5 Yrs ago I dropped off the grid and moved to Toronto and not a single one of the near dozen people involved in my care made an effort to find out where I was and what was going on. I just dropped off the grid into the void and no one missed me. The system since then has improved a lot and there has been a certain seamless procedure adopted that I have hugely benefited from since I’ve moved back here to Halifax.

In overview I have some new information to look over, some actual documentation regarding the role of contact persons. The mission now is to construct a new concise list of roles/responsibilities to be written and vetted by yours truly.

There was also some quick discussion around support roles for the contact person. In most of the comparison roles we used as examples there were always support roles. A second tier of people assisting the RC or in our situation Contact person.

It seems as tho here they use almost like a handshake system. All contact persons touch base from time to time. In these little handshake meetings they exchange info about how members are doing and relay any important information about crisis ect.

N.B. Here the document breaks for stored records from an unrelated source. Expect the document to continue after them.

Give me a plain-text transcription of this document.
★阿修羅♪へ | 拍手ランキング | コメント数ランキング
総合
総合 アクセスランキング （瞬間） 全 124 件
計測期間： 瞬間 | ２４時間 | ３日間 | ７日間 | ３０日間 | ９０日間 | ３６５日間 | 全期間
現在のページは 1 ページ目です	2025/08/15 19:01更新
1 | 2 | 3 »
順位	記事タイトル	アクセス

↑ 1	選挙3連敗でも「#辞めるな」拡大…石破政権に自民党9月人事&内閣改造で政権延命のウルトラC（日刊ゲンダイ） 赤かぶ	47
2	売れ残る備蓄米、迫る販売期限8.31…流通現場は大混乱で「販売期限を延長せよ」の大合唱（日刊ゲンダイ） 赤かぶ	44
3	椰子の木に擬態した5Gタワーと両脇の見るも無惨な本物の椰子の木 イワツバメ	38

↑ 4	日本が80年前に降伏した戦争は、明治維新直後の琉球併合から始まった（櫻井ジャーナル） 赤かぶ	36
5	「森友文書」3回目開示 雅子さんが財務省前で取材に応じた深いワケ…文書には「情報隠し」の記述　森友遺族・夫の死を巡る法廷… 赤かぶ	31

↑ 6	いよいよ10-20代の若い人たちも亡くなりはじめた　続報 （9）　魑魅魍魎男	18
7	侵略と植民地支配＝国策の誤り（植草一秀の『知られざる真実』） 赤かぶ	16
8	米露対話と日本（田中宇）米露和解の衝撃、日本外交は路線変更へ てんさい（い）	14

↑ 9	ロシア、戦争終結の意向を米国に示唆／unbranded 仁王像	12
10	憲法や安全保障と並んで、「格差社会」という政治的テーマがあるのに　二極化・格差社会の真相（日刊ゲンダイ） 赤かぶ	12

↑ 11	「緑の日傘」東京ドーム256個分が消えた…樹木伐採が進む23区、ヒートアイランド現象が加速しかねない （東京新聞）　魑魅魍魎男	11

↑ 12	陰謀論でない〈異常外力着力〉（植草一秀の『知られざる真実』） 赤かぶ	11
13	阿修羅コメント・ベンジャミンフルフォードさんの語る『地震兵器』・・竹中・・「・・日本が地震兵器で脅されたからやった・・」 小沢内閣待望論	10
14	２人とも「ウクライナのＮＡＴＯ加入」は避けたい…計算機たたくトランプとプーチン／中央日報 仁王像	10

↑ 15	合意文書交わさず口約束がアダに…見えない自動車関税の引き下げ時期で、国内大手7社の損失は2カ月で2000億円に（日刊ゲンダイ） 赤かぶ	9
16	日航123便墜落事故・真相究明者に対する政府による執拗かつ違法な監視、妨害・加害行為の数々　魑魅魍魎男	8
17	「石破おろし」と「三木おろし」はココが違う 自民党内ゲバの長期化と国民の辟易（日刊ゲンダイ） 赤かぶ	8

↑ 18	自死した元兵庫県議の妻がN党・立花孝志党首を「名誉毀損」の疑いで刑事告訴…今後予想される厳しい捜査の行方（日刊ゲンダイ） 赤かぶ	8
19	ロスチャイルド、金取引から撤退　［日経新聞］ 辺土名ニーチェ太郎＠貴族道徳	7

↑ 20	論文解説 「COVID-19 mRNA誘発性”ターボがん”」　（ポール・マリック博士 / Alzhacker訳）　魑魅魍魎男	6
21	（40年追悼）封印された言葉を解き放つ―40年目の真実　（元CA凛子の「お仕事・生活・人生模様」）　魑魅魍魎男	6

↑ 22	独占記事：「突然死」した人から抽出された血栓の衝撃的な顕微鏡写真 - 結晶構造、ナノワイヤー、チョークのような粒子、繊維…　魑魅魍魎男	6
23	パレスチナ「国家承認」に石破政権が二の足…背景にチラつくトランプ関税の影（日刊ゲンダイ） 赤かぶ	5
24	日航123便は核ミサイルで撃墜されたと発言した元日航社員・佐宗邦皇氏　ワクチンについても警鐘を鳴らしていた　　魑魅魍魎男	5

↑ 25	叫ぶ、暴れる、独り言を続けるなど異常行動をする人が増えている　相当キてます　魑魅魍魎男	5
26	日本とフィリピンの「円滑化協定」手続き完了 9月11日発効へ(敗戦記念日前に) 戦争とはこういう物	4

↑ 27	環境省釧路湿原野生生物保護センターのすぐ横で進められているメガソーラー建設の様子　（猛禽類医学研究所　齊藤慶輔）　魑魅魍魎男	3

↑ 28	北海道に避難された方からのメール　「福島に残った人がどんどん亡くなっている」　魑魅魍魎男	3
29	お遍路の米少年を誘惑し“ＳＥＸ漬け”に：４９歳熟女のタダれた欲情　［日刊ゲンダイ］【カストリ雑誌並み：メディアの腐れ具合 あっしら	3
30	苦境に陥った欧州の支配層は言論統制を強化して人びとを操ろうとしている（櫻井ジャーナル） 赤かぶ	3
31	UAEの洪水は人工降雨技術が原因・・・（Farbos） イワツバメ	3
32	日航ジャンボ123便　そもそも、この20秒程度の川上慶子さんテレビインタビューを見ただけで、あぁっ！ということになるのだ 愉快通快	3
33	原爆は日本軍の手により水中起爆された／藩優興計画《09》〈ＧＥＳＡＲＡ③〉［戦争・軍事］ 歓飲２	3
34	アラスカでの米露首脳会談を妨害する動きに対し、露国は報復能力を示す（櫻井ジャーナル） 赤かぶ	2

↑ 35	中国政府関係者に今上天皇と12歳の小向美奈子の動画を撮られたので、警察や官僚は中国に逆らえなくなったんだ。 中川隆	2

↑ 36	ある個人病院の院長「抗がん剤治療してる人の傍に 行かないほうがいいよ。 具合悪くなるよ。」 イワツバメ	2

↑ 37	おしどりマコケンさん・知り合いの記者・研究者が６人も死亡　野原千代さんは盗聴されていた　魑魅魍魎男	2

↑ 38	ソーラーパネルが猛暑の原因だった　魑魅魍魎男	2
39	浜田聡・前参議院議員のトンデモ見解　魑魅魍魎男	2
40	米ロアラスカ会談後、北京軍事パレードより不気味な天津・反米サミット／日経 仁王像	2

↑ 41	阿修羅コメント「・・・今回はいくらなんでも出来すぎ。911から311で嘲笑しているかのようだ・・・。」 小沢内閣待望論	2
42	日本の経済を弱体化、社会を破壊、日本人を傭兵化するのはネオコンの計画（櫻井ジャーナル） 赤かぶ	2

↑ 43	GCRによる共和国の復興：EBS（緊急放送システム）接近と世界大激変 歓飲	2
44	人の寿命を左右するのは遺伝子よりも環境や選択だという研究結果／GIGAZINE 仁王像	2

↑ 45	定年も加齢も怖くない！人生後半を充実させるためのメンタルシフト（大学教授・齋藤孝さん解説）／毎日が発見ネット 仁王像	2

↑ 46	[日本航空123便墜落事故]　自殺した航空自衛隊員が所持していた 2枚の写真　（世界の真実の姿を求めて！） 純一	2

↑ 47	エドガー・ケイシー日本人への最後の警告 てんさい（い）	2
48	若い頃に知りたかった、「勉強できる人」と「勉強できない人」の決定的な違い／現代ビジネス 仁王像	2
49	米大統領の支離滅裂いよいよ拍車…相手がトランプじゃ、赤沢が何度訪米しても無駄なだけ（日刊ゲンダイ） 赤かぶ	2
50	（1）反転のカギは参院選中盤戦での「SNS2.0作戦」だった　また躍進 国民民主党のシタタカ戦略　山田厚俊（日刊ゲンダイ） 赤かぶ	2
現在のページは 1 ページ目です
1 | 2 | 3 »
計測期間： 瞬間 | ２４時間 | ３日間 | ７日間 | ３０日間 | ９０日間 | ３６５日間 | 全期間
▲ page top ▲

It’s comforting to know that things have some built in under the hood functionality but it would be nice to have a little more transparency around that system.

Champion the cause; Part 1

I have recently been designated “Champion” of a new pilot project taking place @ Connections. The projects focus is on Orientation and this morning we had our first meeting. I am not alone in my Champion role, a co-champion has been assigned. Our task is to evaluate the existing structure of Orientation, gather information from our team about other structures ie; high school, community college, university ect. and try to create a new simple, clean and functional way to look @ the process.

I will blog more about the process as the flow of information increases. There will no doubt be many ideas discussed and if any of the readers here have a suggestion or are working on similar projects, please feel free to comment.